Personal information
- Born: September 25, 1988 (age 37) Congo
- Listed height: 6 ft 2 in (1.88 m)
- Listed weight: 262 lb (119 kg)

Career information
- University: Bishop's
- CFL draft: 2013: 6th round, 51st overall pick

Career history
- 2013–2016: Edmonton Eskimos
- 2017: Montreal Alouettes

Awards and highlights
- Grey Cup champion (2015);
- Stats at CFL.ca

= Elie Ngoyi =

Canadian football player (born 1988)

Elie Ngoyi (born September 25, 1988) is a Congolese-Canadian former professional football defensive end who played in the Canadian Football League (CFL) for the Edmonton Eskimos and Montreal Alouettes. He was selected by the Eskimos in the sixth round of the 2013 CFL draft after playing CIS football at Bishop's University.

==Early life==
Ngoyi was born in the Congo, and moved to Canada at age ten. He first played football in grade 9. He grew up in Sherbrooke, Quebec.

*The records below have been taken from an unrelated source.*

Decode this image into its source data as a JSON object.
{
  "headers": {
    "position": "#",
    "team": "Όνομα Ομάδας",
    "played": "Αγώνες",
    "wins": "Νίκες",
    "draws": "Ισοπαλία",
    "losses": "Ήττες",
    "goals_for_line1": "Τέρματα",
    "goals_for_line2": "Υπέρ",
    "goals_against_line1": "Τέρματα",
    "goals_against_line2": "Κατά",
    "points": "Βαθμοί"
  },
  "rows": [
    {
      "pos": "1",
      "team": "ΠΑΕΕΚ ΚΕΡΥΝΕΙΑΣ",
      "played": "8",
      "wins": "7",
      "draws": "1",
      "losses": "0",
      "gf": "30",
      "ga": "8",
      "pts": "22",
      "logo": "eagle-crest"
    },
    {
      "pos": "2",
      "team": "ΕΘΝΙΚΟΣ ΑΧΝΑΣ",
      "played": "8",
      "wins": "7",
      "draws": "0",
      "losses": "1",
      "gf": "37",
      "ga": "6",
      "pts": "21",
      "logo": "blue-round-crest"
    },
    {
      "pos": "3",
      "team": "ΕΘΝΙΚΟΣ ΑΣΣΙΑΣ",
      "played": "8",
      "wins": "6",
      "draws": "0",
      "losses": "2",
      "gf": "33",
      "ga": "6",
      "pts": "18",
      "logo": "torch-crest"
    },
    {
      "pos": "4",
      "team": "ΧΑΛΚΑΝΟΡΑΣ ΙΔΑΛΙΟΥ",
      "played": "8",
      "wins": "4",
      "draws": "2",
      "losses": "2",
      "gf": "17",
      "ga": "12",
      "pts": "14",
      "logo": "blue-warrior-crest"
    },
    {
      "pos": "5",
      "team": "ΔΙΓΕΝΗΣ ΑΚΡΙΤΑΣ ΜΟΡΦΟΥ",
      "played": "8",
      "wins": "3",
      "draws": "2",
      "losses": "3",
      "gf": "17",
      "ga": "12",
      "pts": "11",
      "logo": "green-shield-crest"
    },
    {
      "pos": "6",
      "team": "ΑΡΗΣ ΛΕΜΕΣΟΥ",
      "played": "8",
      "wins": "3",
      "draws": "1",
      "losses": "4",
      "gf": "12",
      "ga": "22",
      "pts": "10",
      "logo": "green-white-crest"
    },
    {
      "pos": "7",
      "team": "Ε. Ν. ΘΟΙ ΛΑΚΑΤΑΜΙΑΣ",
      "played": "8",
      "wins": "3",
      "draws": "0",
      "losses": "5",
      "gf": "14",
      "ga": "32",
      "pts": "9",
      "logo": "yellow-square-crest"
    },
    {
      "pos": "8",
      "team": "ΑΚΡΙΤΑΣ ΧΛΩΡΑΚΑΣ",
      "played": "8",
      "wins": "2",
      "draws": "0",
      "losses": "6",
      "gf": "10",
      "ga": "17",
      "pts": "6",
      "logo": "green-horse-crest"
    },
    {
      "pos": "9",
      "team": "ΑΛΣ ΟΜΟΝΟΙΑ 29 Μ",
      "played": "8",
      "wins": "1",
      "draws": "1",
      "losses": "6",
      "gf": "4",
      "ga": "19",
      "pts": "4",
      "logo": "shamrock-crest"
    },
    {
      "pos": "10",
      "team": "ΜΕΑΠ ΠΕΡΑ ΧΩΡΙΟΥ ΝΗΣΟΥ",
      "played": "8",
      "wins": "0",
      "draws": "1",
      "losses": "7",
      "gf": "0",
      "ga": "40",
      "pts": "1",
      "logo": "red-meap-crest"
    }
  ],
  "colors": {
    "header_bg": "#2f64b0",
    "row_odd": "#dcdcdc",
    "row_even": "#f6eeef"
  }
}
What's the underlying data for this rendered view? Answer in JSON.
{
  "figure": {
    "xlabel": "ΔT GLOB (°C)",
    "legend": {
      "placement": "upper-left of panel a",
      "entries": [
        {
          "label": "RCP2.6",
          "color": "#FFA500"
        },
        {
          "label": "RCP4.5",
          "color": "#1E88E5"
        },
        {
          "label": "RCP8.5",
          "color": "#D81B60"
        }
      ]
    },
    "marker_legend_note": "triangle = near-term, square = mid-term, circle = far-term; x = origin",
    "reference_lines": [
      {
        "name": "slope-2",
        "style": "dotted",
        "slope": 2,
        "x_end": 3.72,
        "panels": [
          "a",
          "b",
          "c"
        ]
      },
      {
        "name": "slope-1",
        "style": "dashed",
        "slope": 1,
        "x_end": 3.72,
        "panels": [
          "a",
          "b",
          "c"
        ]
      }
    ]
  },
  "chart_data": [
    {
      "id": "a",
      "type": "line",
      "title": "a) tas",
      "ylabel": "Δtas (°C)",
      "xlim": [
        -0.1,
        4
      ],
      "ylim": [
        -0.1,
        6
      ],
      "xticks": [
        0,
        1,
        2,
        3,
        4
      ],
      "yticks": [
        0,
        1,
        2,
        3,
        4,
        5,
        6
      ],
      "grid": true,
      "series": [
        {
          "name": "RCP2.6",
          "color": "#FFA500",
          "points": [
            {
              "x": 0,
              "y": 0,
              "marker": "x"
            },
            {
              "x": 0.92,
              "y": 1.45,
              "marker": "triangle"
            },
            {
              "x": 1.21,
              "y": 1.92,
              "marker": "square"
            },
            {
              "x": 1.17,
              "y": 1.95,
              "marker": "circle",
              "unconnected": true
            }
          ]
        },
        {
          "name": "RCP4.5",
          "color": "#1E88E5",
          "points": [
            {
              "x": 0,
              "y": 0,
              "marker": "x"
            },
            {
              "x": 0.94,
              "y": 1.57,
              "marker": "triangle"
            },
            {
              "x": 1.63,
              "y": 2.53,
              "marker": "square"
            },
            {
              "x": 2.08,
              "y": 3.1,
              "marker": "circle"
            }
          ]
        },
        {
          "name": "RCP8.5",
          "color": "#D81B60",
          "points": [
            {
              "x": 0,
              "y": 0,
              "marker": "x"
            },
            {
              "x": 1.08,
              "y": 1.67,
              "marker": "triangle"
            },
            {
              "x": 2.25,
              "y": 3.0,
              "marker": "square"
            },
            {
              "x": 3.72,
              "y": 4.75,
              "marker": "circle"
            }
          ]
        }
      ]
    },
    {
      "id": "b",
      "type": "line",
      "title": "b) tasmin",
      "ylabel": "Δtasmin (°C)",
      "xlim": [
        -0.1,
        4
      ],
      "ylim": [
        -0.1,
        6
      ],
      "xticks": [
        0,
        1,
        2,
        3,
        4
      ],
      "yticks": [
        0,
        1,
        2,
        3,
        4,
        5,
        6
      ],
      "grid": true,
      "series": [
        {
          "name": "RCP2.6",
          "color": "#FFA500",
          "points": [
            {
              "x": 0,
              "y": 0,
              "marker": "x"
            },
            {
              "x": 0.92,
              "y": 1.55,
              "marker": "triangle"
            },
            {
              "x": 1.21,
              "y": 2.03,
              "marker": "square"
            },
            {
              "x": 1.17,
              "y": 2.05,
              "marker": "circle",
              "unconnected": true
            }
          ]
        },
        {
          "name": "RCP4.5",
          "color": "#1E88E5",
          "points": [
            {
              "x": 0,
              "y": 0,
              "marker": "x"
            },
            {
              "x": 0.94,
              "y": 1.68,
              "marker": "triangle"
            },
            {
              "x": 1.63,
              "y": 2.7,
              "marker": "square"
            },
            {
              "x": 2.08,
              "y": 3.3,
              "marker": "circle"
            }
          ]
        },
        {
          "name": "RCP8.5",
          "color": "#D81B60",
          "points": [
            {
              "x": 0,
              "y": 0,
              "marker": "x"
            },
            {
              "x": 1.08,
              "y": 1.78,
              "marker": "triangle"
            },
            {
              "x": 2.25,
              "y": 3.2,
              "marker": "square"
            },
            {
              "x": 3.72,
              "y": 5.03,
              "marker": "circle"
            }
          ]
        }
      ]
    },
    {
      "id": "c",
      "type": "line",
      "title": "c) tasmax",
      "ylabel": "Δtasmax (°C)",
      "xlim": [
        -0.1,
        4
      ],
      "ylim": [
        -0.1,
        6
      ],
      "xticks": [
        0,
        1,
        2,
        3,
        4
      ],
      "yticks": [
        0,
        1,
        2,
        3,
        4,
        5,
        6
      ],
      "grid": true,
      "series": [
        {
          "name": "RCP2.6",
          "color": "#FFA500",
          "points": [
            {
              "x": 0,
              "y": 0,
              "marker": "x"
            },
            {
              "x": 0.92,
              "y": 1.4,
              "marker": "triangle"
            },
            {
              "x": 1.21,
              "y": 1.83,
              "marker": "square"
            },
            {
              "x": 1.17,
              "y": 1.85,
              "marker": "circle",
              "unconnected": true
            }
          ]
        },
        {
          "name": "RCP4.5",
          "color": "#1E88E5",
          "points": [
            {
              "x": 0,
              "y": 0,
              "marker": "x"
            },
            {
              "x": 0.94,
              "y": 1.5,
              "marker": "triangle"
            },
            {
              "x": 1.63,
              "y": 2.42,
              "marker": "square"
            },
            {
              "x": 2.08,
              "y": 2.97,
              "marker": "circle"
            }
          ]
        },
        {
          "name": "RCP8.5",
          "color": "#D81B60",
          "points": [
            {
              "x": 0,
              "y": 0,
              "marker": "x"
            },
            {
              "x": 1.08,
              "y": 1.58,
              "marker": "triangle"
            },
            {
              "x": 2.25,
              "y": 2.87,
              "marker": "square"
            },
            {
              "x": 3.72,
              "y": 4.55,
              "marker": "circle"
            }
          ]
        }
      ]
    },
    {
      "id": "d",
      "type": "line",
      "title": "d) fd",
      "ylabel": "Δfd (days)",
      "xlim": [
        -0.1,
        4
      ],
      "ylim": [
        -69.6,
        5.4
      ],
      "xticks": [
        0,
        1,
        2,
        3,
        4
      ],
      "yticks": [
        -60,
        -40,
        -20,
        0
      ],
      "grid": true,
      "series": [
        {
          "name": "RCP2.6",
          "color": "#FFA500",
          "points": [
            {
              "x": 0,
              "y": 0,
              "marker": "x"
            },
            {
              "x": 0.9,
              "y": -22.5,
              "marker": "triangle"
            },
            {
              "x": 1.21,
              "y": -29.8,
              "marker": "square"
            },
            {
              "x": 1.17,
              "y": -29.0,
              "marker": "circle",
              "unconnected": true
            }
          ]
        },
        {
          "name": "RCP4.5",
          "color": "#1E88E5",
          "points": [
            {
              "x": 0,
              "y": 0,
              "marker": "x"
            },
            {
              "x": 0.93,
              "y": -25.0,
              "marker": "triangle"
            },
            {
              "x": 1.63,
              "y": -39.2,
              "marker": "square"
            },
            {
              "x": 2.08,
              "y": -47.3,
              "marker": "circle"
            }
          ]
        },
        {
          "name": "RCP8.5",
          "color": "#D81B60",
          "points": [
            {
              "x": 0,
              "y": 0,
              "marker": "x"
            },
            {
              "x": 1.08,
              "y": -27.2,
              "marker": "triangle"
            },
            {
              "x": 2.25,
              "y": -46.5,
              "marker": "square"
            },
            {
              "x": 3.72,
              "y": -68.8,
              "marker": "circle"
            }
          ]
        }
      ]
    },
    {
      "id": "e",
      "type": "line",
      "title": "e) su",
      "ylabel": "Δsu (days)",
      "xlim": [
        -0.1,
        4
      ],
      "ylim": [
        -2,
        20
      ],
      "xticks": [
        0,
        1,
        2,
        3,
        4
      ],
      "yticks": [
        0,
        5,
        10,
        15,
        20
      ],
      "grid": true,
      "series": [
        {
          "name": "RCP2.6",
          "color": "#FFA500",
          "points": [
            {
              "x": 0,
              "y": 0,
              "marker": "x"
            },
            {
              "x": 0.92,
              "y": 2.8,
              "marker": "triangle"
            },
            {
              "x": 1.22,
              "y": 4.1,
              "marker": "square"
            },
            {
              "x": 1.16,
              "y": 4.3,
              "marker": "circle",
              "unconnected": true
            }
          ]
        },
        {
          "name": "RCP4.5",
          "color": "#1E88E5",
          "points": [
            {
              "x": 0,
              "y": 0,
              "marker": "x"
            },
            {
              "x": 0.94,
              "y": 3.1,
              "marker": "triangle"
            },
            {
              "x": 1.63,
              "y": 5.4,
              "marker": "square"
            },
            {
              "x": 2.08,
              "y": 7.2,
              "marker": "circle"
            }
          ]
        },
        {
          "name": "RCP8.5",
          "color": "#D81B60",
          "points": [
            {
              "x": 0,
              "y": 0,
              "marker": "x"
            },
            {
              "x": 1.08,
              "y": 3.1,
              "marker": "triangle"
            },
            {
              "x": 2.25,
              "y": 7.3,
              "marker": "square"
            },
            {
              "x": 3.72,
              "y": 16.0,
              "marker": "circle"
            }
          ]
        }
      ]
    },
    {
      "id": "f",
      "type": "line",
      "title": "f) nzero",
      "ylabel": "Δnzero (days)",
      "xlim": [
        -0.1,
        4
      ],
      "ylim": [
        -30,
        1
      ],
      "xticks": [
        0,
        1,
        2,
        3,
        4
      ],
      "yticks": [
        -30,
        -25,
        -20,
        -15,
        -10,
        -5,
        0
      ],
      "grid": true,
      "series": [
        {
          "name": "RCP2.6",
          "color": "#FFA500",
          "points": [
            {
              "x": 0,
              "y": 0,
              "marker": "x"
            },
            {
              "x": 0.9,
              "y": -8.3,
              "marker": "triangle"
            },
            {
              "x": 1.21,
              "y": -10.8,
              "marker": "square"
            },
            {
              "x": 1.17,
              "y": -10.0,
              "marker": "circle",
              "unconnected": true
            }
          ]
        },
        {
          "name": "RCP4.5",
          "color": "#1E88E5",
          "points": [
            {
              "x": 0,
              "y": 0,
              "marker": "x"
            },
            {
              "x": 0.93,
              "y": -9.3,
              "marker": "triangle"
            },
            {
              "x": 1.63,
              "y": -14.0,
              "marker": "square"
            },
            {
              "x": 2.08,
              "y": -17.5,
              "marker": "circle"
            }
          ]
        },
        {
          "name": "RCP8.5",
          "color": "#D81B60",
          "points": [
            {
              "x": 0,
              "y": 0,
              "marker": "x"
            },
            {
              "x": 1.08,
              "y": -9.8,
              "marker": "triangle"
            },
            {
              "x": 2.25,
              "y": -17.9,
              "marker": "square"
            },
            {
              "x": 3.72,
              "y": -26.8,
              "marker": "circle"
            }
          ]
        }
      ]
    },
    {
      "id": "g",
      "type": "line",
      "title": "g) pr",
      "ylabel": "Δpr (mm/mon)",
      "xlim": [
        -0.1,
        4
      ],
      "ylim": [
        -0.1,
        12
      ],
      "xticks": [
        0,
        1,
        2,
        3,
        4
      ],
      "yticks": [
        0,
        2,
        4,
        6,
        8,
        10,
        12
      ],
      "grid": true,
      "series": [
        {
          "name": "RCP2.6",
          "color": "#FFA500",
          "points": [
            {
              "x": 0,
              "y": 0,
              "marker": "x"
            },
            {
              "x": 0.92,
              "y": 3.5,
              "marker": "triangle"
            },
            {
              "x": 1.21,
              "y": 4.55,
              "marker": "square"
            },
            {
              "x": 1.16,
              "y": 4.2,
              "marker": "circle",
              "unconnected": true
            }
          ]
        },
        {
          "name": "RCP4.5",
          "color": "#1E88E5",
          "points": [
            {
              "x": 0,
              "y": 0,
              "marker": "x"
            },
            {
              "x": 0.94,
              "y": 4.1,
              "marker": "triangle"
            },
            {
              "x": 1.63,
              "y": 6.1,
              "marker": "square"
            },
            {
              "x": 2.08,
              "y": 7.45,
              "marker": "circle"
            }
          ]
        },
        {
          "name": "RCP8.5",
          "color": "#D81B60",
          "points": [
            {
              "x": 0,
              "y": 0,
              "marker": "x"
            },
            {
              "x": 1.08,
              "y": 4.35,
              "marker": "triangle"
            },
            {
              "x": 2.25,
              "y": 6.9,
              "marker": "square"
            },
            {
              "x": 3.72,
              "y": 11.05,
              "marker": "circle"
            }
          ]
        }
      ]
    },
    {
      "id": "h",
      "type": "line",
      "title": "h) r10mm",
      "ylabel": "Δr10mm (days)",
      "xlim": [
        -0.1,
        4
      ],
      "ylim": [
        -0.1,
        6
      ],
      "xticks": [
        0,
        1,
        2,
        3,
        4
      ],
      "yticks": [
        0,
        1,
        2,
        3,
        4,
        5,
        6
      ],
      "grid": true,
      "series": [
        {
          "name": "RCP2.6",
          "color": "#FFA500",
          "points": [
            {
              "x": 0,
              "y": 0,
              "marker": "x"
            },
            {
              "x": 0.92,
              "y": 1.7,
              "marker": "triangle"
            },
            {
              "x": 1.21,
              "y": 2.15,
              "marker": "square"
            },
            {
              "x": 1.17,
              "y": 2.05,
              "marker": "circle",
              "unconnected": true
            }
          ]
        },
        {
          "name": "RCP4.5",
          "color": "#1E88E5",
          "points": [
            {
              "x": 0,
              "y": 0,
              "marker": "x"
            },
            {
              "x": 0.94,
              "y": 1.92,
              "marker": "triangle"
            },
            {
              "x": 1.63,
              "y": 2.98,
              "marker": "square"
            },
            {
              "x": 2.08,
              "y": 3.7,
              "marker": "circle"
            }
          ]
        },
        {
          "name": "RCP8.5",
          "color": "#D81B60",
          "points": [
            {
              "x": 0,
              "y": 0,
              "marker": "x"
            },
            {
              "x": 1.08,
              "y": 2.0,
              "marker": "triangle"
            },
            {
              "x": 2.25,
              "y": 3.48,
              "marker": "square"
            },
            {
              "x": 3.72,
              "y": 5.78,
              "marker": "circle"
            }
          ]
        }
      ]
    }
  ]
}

Ngoyi played CIS football for the Bishop's Gaiters of Bishop's University. He totaled 38.5 tackles and 4.5 sacks for the Gaiters in 2012. He graduated from Bishop's with a Bachelor of Arts in sociology, criminology and social policy.

==Professional career==
Ngoyi's 40 bench press reps were the most at the 2013 CFL Combine.

The Edmonton Eskimos selected Ngoyi in the sixth round, with the 51st overall pick, of the 2013 CFL draft. He dressed in 16 games for the Eskimos during his rookie year in 2013, recording one defensive tackle and eight special teams tackles. He dressed in eight games the following year in 2014, posting only one special teams tackle. In 2015, Ngoyi dressed in 11 games and made three special teams tackles. On November 29, 2015, the Eskimos beat the Ottawa Redblacks in the 103rd Grey Cup by a score of 26–20. He dressed in 16 games during his final season with the Eskimos in 2016, totaling two defensive tackles, seven special teams tackles, and his only career sack. He was released by the Eskimos after training camp on June 17, 2017. Ngoyi wore jersey number 55 during his time with the Eskimos.

Ngoyi dressed in two games for the Montreal Alouettes during the 2017 season but did not record any statistics. He wore number 97 with the Alouettes.

==Personal life==
Ngoyi spent time working as a correctional officer at the Edmonton Remand Centre after his CFL career. In 2019, he became an Edmonton police officer.